White gold is an incredibly beautiful and popular choice for engagement ring settings, which is quickly becoming the number one choice in engagement ring metals. Jewel Bear offers white gold in 14K and 18K. 14K gold contains 58.5% gold, while 18K white gold is made up of 75% gold and 25% other metals (nickel, zinc, etc). White gold has the overall look of platinum but is notably less expensive. White gold beautifully compliments diamonds that are rated D-I on the diamond color scale, as it enhances the brilliance and sparkle of the stone.

 

White gold is typically alloyed with nickel, zinc, silver, and/or palladium to give it its white color and is often plated with rhodium—a shiny, white metal that is a member of the platinum family—to give it an even whiter appearance and protect it from color loss. Although white gold is not subject to tarnish, it may develop a slightly yellow color over time because of its 75% yellow gold content. If this happens, white gold’s original beauty can be restored by a simple re-plating.

 

diamond-formation

 

Yellow gold is the most common of the golds, partly because gold is yellow in its naturally occurring state. The yellow gold used in fine jewelry is typically alloyed with silver and copper; its color depends on the amount of pure gold in the alloy. The advantages of gold are that it does not corrode, tarnish or rust, so it can be counted on to provide lasting beauty. And even though it is strong, gold is more "flexible" than the other precious metals.

 

Pure gold, graded 24 karats, is too soft for use in making jewelry—as a rule, the higher the karat count, the softer the gold. 18kt gold is composed of 75% gold alloyed with 25% other metals and is used in the making of fine jewelry. 14kt gold, which is composed of 58.3% gold, is commonly used in jewelry in which strength and hardness are important factors. 10kt gold is made up of 41.7% gold, and 10 karats is the minimum amount of karats an items needs to be classified as real gold in the U.S. Authentic gold jewelry bears a "karat mark", which is a "k" stamp. According to U.S. law, every gold item must also be stamped with the manufacturer's trademark and country of origin to ensure the authenticity of the gold.

 

diamond-formation

 

Rose gold is a gold and copper alloy commonly used for specialized jewelry and coveted for its warm, reddish color. Rose gold is also known as red gold and pink gold, and sometimes as Russian gold, as a result of its popularity in Russia in the early 19th century. The difference between red, rose and pink gold is their copper content.

 

The higher the amount of copper in gold, the more pronounced the red color.
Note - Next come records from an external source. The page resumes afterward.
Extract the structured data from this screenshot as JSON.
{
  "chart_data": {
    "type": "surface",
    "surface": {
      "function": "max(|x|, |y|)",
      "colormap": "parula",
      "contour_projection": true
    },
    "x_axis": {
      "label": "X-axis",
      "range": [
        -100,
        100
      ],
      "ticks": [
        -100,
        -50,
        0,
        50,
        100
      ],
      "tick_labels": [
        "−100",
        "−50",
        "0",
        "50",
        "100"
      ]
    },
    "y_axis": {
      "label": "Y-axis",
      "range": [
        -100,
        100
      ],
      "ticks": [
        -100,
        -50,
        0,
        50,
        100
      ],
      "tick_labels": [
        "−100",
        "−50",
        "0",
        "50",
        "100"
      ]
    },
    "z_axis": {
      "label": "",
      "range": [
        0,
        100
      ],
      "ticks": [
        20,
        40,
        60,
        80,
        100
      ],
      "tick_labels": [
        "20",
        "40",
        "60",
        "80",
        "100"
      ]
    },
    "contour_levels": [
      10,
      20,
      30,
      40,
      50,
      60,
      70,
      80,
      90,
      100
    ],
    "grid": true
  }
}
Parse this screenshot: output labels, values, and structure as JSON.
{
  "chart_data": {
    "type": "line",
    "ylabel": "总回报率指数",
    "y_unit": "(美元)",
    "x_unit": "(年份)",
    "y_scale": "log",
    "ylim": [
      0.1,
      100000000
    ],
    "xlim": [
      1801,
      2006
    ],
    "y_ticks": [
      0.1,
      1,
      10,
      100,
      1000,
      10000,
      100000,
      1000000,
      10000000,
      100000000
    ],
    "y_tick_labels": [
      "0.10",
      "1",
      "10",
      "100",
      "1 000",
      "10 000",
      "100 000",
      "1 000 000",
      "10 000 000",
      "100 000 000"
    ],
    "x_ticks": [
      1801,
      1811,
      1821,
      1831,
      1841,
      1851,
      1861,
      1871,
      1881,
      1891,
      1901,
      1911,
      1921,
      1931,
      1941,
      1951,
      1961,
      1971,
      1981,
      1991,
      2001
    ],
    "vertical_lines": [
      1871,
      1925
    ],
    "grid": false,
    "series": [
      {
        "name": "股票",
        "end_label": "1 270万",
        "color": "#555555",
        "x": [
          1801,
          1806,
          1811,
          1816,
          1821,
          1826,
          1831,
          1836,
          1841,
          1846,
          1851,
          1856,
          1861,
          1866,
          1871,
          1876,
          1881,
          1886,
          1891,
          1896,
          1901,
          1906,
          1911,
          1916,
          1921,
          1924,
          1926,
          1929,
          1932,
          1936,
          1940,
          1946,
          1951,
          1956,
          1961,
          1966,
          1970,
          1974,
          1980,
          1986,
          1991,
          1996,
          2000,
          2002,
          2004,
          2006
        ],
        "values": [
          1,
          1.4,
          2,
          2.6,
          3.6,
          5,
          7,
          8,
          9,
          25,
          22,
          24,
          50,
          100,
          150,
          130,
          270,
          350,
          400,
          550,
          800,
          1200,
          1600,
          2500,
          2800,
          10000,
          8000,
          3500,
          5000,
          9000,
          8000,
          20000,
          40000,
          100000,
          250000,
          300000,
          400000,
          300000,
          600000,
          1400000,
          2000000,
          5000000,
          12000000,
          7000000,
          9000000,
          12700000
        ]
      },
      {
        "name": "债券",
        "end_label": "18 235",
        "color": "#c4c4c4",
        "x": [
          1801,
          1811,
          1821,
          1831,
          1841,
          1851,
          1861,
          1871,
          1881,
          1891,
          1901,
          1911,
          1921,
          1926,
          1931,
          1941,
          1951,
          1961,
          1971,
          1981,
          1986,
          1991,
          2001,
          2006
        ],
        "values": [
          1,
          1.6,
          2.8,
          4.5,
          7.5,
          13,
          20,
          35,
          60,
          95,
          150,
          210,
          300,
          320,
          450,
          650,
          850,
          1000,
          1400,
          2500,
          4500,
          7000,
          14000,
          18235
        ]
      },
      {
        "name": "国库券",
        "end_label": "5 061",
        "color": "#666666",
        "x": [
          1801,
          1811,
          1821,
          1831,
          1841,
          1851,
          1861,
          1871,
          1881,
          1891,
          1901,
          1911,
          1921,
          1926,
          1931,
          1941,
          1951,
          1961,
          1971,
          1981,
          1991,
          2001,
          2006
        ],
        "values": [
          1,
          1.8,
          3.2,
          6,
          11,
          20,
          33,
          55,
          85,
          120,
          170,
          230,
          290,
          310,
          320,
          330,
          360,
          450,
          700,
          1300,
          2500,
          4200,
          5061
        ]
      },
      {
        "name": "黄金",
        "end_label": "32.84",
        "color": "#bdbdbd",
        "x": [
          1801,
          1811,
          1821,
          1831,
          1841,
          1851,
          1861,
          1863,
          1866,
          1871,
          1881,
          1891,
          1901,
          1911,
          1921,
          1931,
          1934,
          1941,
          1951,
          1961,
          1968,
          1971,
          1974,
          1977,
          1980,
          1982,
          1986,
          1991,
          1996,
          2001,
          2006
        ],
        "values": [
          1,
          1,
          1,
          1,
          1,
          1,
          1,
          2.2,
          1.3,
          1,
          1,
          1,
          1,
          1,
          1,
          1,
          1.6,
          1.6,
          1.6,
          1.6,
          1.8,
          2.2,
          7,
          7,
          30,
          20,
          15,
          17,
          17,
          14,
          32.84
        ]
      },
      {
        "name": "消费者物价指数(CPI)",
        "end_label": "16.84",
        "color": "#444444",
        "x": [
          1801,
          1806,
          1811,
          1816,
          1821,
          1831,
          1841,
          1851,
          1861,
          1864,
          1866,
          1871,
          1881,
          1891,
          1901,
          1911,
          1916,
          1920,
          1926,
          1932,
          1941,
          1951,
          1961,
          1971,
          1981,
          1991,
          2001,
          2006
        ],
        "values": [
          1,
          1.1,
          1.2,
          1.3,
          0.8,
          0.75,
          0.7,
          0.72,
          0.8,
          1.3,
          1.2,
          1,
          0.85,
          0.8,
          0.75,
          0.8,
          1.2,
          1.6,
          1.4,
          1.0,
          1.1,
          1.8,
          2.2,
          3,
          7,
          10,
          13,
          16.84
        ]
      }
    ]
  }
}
Pure gold is a deep yellow color and pure copper is reddish. The color of rose gold is somewhere on the spectrum between the two, depending on its individual composition. A common alloy for Rose gold is composed of 75% gold and 25% copper by mass.

 

Caring For White Gold Jewelry

Even though white gold is resilient, there are important measures you can take to keep your jewelry looking as good as new. To keep white gold shiny and scratch-free, store it in a soft cloth bag or fabric-lined jewelry box. White gold should be cleaned with mild soap and warm water, using a non-metallic, soft brush (like a toothbrush). To retain white gold’s luster, make sure to keep it away from harmful and corrosive chemicals such as bleach, ammonia and chlorine. And always use a soft, lint-free cloth—never paper towels—to dry the jewelry. Why to choose this metal: Yellow and white gold are traditional, popular and widely available. Although rings made of yellow gold may show scratches and other abrasions, repairs and maintenance are easy. White gold costs more than yellow, and you'll need to keep in mind the additional upkeep for white gold rings.